A common assessment follows logically from a shared curriculum and allows comparison between schools to determine where areas of best practice are to be found so they can be shared and their positive effects multiplied. Other School Trusts have described the benefits of a Trust wide assessment system including Ark Schools (Davies, 2020, p. 75) which also recognises that formative and summative assessments serve different purposes and which is why formative assessments are not graded in any way.
While formative assessment needs meaning for students and teachers to move themselves forward in their learning, where summative assessments are concerned, ‘shared meanings are much more important’ (Wiliam and Black, 1996, p. 544). This means the information generated by our summative assessments has to be able to be interpreted not only by teachers and students but also parents and school leaders. At Key Stages 4 and 5, GCSE and A Level grades along with their vocational equivalents are a natural way of reporting the results of Key Assessment Tasks that already have shared meaning; over time we come to know the meaning of what standard is represented by each grade irrespective of the subject or stage in the educational journey. At Key Stage 3, this used to be achieved by National Curriculum Levels before their abolition; ‘they had become disconnected from their original purpose; (Myatt, 2018, p. 57) and the Department for Education rightly identified that they ‘distorted the purpose of in-school assessment’ (DfE, 2015, p. 5) and ‘had a profoundly negative impact on teaching’ (ibid.).

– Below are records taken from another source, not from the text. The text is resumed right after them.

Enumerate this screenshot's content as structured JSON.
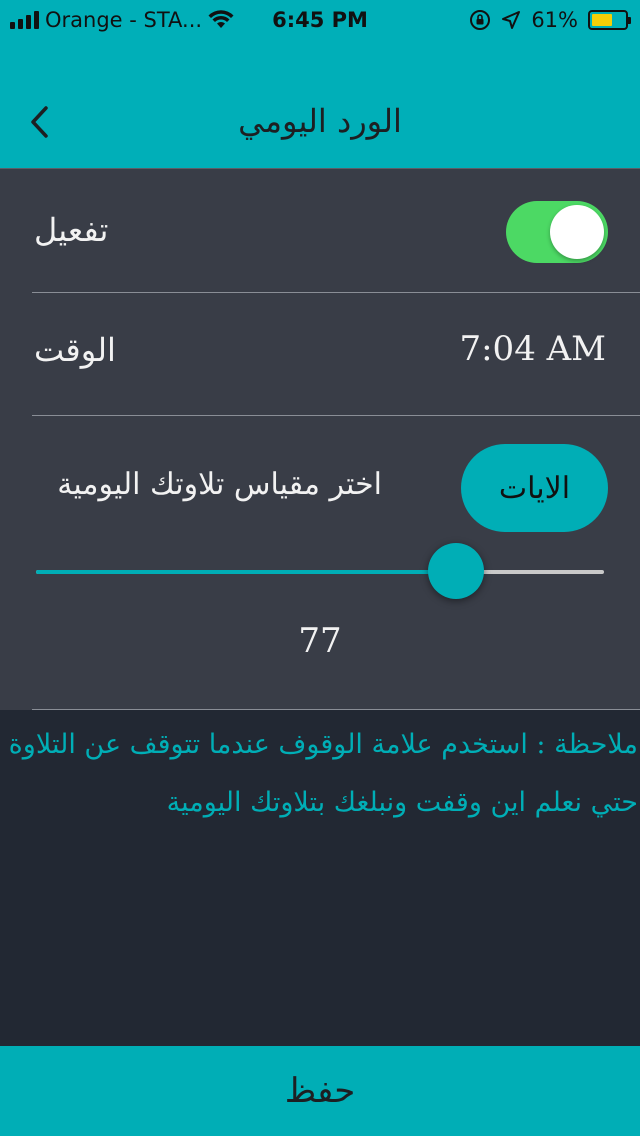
{
  "status_bar": {
    "carrier": "Orange - STA...",
    "time": "6:45 PM",
    "battery_percent": "61%",
    "battery_level": 0.61,
    "icons": [
      "signal-icon",
      "wifi-icon",
      "orientation-lock-icon",
      "location-icon",
      "battery-icon"
    ]
  },
  "nav": {
    "title": "الورد اليومي",
    "back_icon": "chevron-left-icon"
  },
  "settings": {
    "activate_label": "تفعيل",
    "activate_on": true,
    "time_label": "الوقت",
    "time_value": "7:04 AM",
    "choose_label": "اختر مقياس تلاوتك اليومية",
    "unit_button": "الايات",
    "slider_fraction": 0.74,
    "slider_value": "77"
  },
  "note": {
    "line1": "ملاحظة : استخدم علامة الوقوف عندما تتوقف عن التلاوة",
    "line2": "حتي نعلم اين وقفت ونبلغك بتلاوتك اليومية"
  },
  "footer": {
    "save_label": "حفظ"
  },
  "colors": {
    "accent": "#00aeb6",
    "panel": "#393d47",
    "background": "#222833",
    "toggle_on": "#4cd964"
  }
}
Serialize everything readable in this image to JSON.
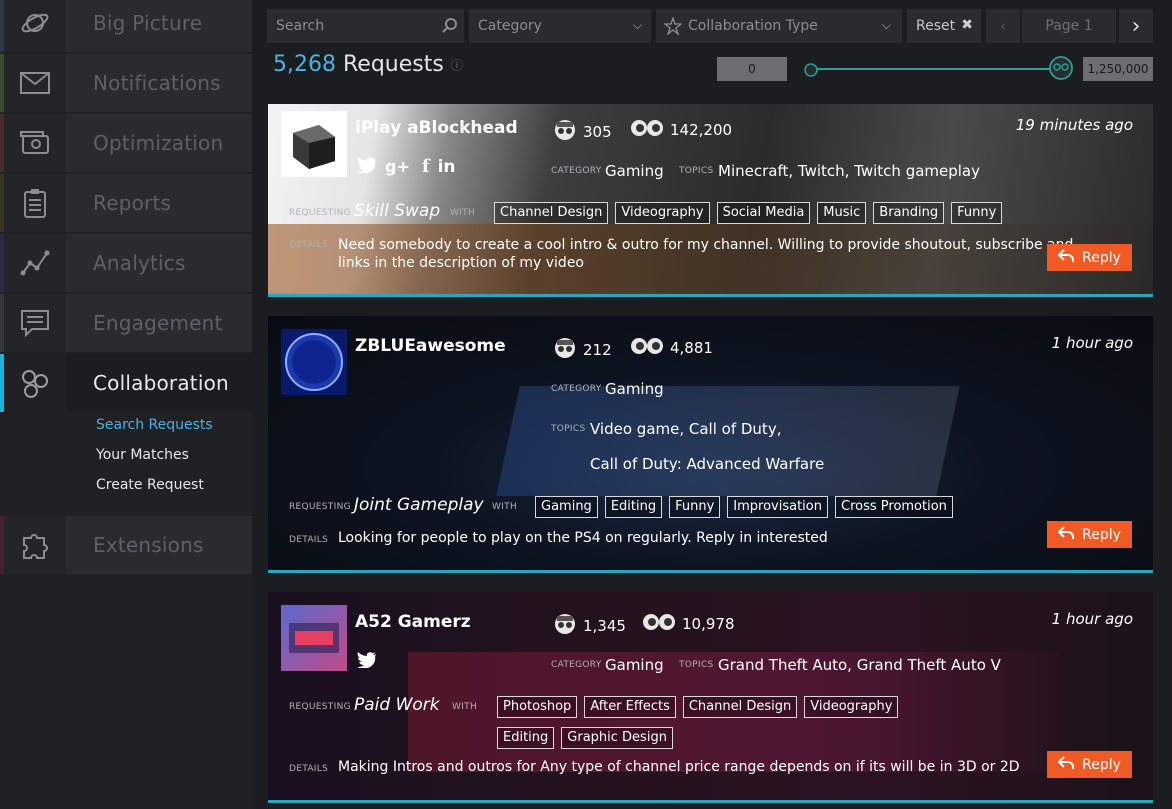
{
  "sidebar": {
    "items": [
      {
        "label": "Big Picture",
        "icon": "planet-icon",
        "stripe": "#2c3a4d"
      },
      {
        "label": "Notifications",
        "icon": "envelope-icon",
        "stripe": "#3b4a2a"
      },
      {
        "label": "Optimization",
        "icon": "camera-icon",
        "stripe": "#4a2a2a"
      },
      {
        "label": "Reports",
        "icon": "clipboard-icon",
        "stripe": "#3a3520"
      },
      {
        "label": "Analytics",
        "icon": "analytics-icon",
        "stripe": "#2d2a45"
      },
      {
        "label": "Engagement",
        "icon": "chat-icon",
        "stripe": "#34363a"
      },
      {
        "label": "Collaboration",
        "icon": "collaboration-icon",
        "stripe": "#18b4e0"
      },
      {
        "label": "Extensions",
        "icon": "puzzle-icon",
        "stripe": "#4a2030"
      }
    ],
    "subnav": [
      "Search Requests",
      "Your Matches",
      "Create Request"
    ]
  },
  "topbar": {
    "search_placeholder": "Search",
    "category": "Category",
    "collab_type": "Collaboration Type",
    "reset": "Reset",
    "page": "Page 1"
  },
  "summary": {
    "count": "5,268",
    "label": "Requests",
    "range_min": "0",
    "range_max": "1,250,000"
  },
  "labels": {
    "category": "CATEGORY",
    "topics": "TOPICS",
    "requesting": "REQUESTING",
    "with": "WITH",
    "details": "DETAILS",
    "reply": "Reply"
  },
  "cards": [
    {
      "name": "iPlay aBlockhead",
      "subscribers": "305",
      "views": "142,200",
      "time": "19 minutes ago",
      "category": "Gaming",
      "topics": "Minecraft, Twitch, Twitch gameplay",
      "requesting": "Skill Swap",
      "tags": [
        "Channel Design",
        "Videography",
        "Social Media",
        "Music",
        "Branding",
        "Funny"
      ],
      "details_line1": "Need somebody to create a cool intro & outro for my channel. Willing to provide shoutout, subscribe and",
      "details_line2": "links in the description of my video"
    },
    {
      "name": "ZBLUEawesome",
      "subscribers": "212",
      "views": "4,881",
      "time": "1 hour ago",
      "category": "Gaming",
      "topics_line1": "Video game, Call of Duty,",
      "topics_line2": "Call of Duty: Advanced Warfare",
      "requesting": "Joint Gameplay",
      "tags": [
        "Gaming",
        "Editing",
        "Funny",
        "Improvisation",
        "Cross Promotion"
      ],
      "details": "Looking for people to play on the PS4 on regularly. Reply in interested"
    },
    {
      "name": "A52 Gamerz",
      "subscribers": "1,345",
      "views": "10,978",
      "time": "1 hour ago",
      "category": "Gaming",
      "topics": "Grand Theft Auto, Grand Theft Auto V",
      "requesting": "Paid Work",
      "tags": [
        "Photoshop",
        "After Effects",
        "Channel Design",
        "Videography",
        "Editing",
        "Graphic Design"
      ],
      "details": "Making Intros and outros for Any type of channel price range depends on if its will be in 3D or 2D"
    }
  ],
  "colors": {
    "accent": "#4fb0e3",
    "reply": "#f05a24",
    "divider": "#2aa6bf"
  }
}
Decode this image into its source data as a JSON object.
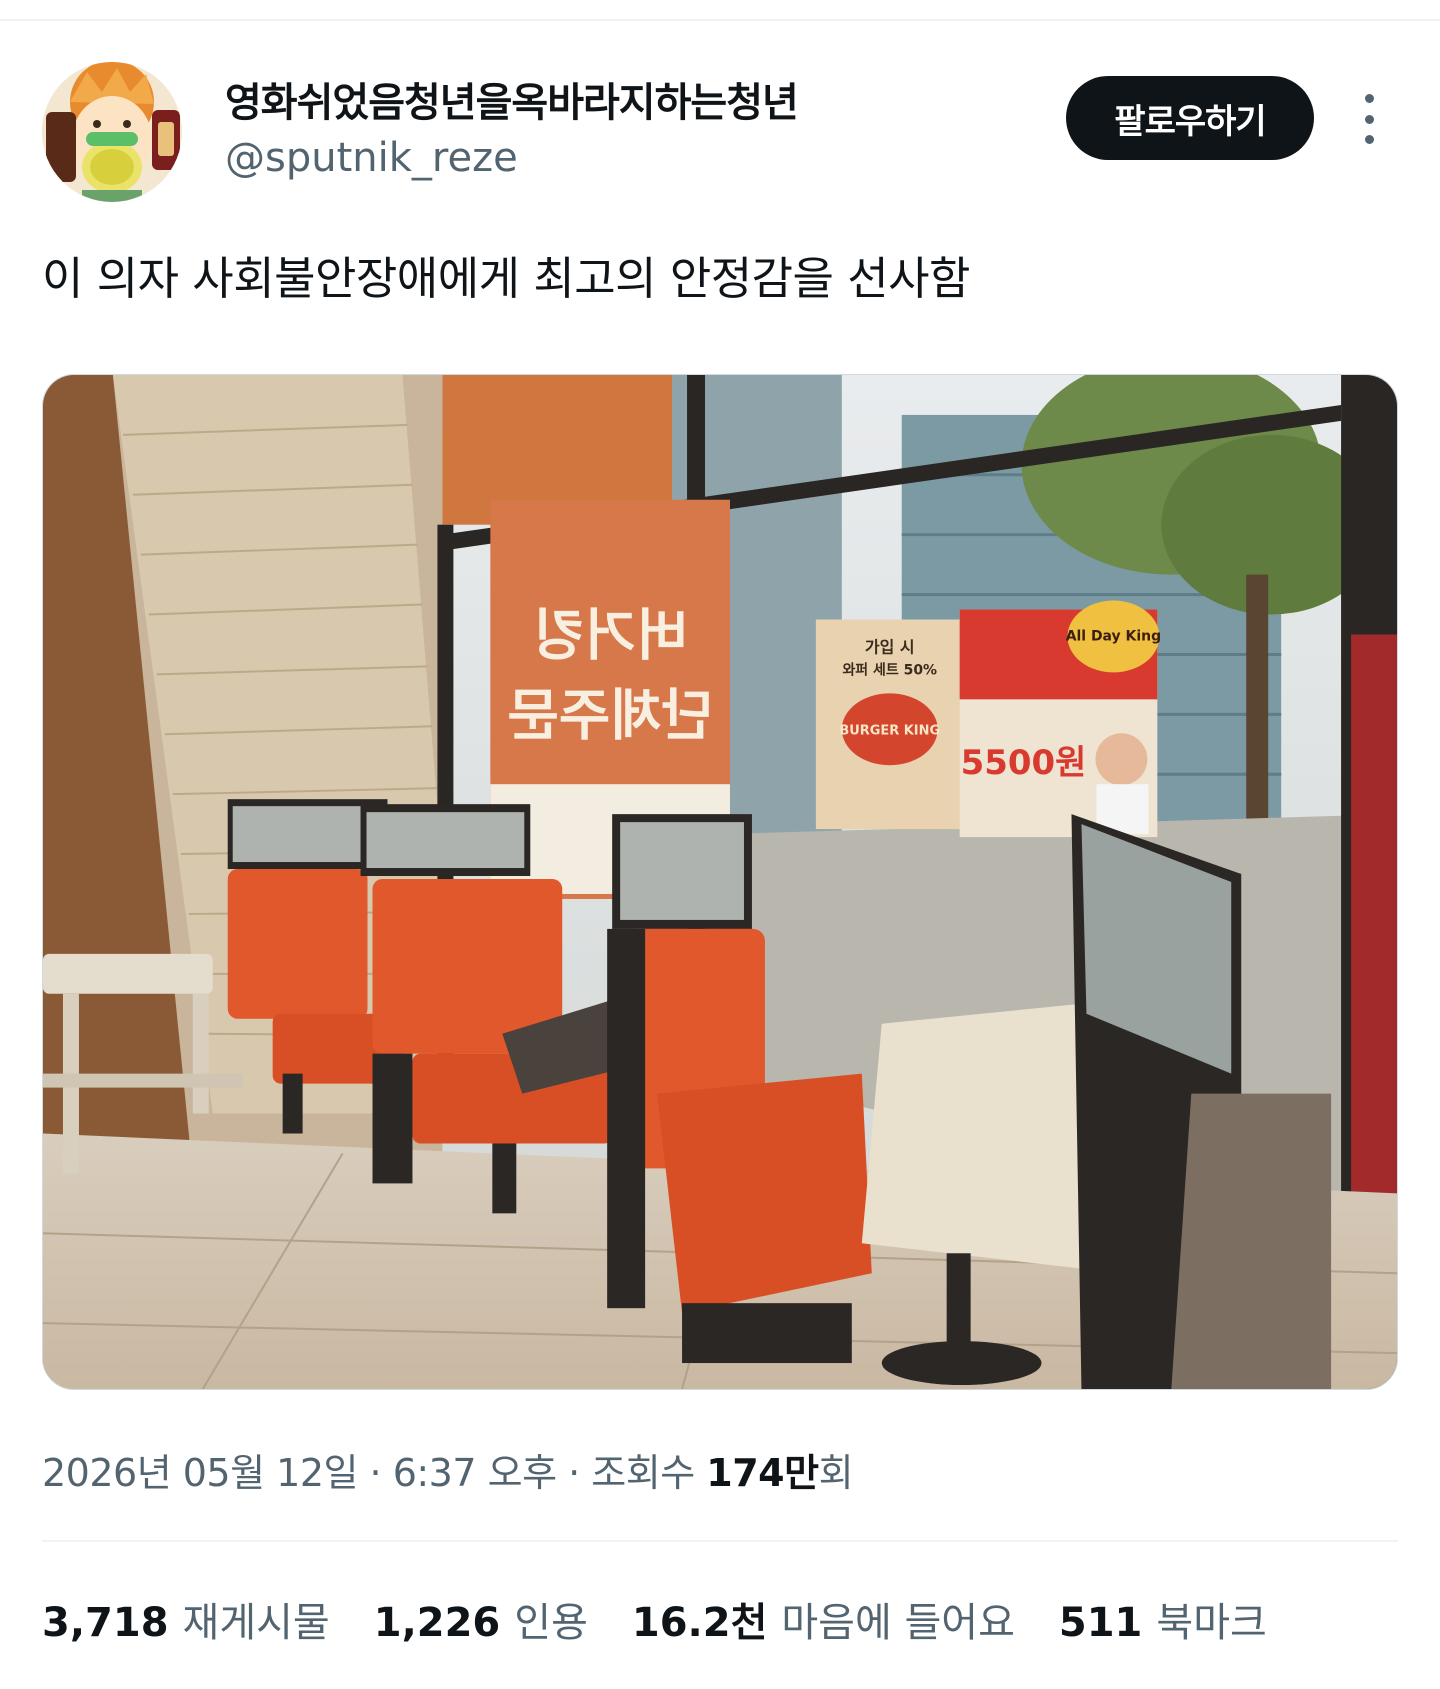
{
  "author": {
    "display_name": "영화쉬었음청년을옥바라지하는청년",
    "handle": "@sputnik_reze",
    "avatar_icon": "anime-avatar"
  },
  "follow_button_label": "팔로우하기",
  "more_icon": "more-vertical-icon",
  "tweet": {
    "text": "이 의자 사회불안장애에게 최고의 안정감을 선사함"
  },
  "media": {
    "description_icon": "photo-restaurant-booth",
    "poster_left": {
      "line1": "버거킹",
      "line2": "단체주문"
    },
    "poster_center": {
      "line1": "가입 시",
      "line2": "와퍼 세트 50%",
      "brand": "BURGER KING"
    },
    "poster_right": {
      "badge": "All Day King",
      "price": "5500원"
    }
  },
  "meta": {
    "date": "2026년 05월 12일",
    "separator": " · ",
    "time": "6:37 오후",
    "views_label": "조회수 ",
    "views_num": "174만",
    "views_suffix": "회"
  },
  "stats": {
    "reposts_num": "3,718",
    "reposts_label": "재게시물",
    "quotes_num": "1,226",
    "quotes_label": "인용",
    "likes_num": "16.2천",
    "likes_label": "마음에 들어요",
    "bookmarks_num": "511",
    "bookmarks_label": "북마크"
  },
  "colors": {
    "text_primary": "#0f1419",
    "text_secondary": "#536471",
    "button_bg": "#0f1419",
    "seat_orange": "#e0582c"
  }
}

At Windsor Academy Trust, scaled scores create shared meaning instead, but without the negative impact on teaching and learning. Raw marks do not create shared meaning because ‘the raw marks needed to achieve a certain standard fluctuate depending on the particular assessment and the version of the assessment being taken’ (Christodoulou, 2016, p. 193) whereas using scaled scores ‘is the method used for transforming raw marks, which are not comparable, into a scale that is comparable’ (Koretz, 2008, cited in Christodoulou, 2016, p. 193). How scaled scores are used to improve students’ learning and for school improvement activities is discussed later.
This system exploits the benefits of consistency and scale employed by other successful School Trusts, such as Ark Schools (Davies, 2020, p. 80) and is an example of where our Trust ‘operates as a single organisation’ which is ‘one of the five things that mark out great multi-academy trusts’ (Carter, 2020, p. 35).